What you can do to protect yourself depends on the type of cyberstalking involved. Consider the following five factors when deciding how to proceed:
Who? In any situation where a child is threatened (cyberbullying), immediate adult intervention is a necessity. If it is a child harassing the child, the harasser’s parents and, possibly, the school administration should be contacted. If it is an adult harassing the child, contact the authorities immediately.
What? Depending upon other factors, name-calling, disrespect, lewd remarks and/or ridicule may or may not constitute harassment. Personally directed hate speech and physical threats are much more serious, requiring immediate intervention.
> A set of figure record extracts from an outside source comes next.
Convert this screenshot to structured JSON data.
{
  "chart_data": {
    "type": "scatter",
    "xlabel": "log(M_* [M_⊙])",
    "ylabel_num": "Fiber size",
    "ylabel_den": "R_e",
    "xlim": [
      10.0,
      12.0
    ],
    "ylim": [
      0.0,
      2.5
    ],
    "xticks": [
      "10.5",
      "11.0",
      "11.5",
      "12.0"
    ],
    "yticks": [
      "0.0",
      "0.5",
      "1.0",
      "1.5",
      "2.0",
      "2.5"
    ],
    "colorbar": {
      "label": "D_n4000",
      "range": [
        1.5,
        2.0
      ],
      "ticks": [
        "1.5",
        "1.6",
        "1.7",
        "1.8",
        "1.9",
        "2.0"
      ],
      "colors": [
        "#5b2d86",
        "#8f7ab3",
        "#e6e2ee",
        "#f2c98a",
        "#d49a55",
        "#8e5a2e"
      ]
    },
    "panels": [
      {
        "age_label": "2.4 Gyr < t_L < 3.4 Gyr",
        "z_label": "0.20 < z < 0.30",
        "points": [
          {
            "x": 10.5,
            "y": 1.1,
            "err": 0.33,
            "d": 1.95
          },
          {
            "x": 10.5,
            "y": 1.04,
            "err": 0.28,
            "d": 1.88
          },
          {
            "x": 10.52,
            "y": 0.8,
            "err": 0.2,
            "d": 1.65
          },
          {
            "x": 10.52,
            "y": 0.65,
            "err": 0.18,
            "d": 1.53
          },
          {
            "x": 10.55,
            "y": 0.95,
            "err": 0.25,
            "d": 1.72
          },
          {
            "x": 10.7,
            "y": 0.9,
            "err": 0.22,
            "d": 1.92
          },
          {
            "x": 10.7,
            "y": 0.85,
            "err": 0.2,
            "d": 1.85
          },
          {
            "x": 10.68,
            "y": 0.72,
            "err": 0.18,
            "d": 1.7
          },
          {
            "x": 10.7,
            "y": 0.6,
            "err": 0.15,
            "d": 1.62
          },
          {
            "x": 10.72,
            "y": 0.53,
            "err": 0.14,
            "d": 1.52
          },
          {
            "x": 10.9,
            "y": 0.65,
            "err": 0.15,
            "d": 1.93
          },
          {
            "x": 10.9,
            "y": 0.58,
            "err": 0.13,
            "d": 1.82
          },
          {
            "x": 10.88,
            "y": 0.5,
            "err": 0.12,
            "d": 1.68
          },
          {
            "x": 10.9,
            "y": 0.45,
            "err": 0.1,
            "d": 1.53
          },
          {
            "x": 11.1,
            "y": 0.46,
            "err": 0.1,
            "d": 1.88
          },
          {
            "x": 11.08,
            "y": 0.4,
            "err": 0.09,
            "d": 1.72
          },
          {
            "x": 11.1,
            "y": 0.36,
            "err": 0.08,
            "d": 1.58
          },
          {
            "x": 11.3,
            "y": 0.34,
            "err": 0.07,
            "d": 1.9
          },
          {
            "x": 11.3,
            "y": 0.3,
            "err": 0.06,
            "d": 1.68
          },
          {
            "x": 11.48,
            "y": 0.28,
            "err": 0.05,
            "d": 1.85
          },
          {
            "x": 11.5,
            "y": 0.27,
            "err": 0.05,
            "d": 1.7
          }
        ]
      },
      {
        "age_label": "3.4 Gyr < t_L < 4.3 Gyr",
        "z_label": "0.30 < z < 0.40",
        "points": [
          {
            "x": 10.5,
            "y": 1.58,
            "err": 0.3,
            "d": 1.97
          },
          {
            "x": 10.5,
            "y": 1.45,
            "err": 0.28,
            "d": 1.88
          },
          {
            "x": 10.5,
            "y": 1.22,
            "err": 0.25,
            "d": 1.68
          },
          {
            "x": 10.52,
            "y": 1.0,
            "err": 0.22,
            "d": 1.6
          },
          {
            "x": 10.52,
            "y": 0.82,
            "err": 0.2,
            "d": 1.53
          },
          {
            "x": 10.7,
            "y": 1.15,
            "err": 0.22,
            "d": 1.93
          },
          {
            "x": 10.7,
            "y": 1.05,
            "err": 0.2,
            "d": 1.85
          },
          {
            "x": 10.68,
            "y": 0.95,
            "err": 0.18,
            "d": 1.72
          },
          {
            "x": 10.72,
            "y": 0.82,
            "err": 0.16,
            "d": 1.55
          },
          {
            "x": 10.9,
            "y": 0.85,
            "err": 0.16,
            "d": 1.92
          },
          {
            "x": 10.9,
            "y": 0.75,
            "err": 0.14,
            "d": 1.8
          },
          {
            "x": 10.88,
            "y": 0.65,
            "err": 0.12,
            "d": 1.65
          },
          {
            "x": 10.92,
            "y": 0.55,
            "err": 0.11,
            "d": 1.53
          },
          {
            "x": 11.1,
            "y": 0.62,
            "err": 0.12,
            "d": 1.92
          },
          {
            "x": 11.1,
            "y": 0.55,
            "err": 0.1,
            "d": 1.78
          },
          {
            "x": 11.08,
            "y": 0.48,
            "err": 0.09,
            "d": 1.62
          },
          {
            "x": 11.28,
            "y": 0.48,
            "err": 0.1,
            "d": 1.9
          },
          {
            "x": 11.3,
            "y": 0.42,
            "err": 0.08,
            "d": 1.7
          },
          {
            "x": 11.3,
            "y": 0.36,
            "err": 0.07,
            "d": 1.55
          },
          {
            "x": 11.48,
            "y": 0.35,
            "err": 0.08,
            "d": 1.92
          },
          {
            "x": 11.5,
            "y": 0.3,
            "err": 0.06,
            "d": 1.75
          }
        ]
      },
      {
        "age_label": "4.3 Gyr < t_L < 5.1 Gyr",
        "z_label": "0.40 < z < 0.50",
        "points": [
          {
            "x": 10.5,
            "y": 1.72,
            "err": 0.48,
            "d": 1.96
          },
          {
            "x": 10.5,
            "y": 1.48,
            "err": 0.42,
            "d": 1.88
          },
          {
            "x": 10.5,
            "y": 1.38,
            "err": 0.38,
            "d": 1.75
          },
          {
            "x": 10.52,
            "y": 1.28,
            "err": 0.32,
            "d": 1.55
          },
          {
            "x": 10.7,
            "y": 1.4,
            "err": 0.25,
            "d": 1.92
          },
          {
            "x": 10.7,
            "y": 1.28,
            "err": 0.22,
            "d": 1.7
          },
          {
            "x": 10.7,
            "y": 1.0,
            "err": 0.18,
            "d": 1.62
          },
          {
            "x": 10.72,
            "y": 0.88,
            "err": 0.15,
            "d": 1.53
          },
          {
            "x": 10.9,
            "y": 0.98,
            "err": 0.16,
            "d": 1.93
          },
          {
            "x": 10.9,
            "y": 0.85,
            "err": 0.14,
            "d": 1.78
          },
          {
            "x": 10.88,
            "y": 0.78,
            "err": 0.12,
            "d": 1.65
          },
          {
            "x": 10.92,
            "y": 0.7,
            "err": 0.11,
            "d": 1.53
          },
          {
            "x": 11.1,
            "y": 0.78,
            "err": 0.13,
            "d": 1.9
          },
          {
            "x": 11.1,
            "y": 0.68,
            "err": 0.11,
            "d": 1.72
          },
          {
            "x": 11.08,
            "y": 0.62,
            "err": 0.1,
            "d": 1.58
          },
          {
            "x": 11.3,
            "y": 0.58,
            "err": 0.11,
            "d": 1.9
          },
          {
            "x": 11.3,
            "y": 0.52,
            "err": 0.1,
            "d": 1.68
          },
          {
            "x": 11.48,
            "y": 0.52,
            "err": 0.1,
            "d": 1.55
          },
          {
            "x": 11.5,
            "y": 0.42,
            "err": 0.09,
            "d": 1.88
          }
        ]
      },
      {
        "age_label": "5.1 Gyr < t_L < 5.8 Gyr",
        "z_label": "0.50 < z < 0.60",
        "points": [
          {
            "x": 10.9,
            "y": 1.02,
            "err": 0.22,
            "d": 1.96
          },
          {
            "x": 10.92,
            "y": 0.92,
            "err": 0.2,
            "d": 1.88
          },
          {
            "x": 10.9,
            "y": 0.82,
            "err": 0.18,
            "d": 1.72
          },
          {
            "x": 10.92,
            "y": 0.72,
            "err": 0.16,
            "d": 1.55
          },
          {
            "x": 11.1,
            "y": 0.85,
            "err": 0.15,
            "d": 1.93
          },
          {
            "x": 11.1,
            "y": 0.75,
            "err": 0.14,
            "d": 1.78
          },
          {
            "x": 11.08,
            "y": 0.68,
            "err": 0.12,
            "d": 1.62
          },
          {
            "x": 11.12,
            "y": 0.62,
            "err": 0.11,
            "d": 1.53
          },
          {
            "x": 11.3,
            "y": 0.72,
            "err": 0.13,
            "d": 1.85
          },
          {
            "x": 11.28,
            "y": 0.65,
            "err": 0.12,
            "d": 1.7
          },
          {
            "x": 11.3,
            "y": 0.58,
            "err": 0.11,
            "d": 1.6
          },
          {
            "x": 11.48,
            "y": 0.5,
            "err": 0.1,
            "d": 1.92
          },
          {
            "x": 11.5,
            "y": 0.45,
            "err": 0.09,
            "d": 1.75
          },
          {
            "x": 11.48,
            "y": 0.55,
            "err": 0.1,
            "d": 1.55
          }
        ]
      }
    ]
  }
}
When? Cyberstalking typically requires repeated incidents of harassment. Not only does a single rant about a lost eBay auction probably not constitute cyberstalking, taking action against the one-time ranter prior to a subsequent incident may simply be poking a sleeping bear.
How? Even most state laws do not require physical, person-to-person, to make a case for cyberstalking. If cyberstalking does turn into real world contact, however, immediate intervention of the authorities is likely warranted.
Every case is different. Any impression that you are in physical danger, however, should trump the foregoing criteria and prompt a call to your local authorities.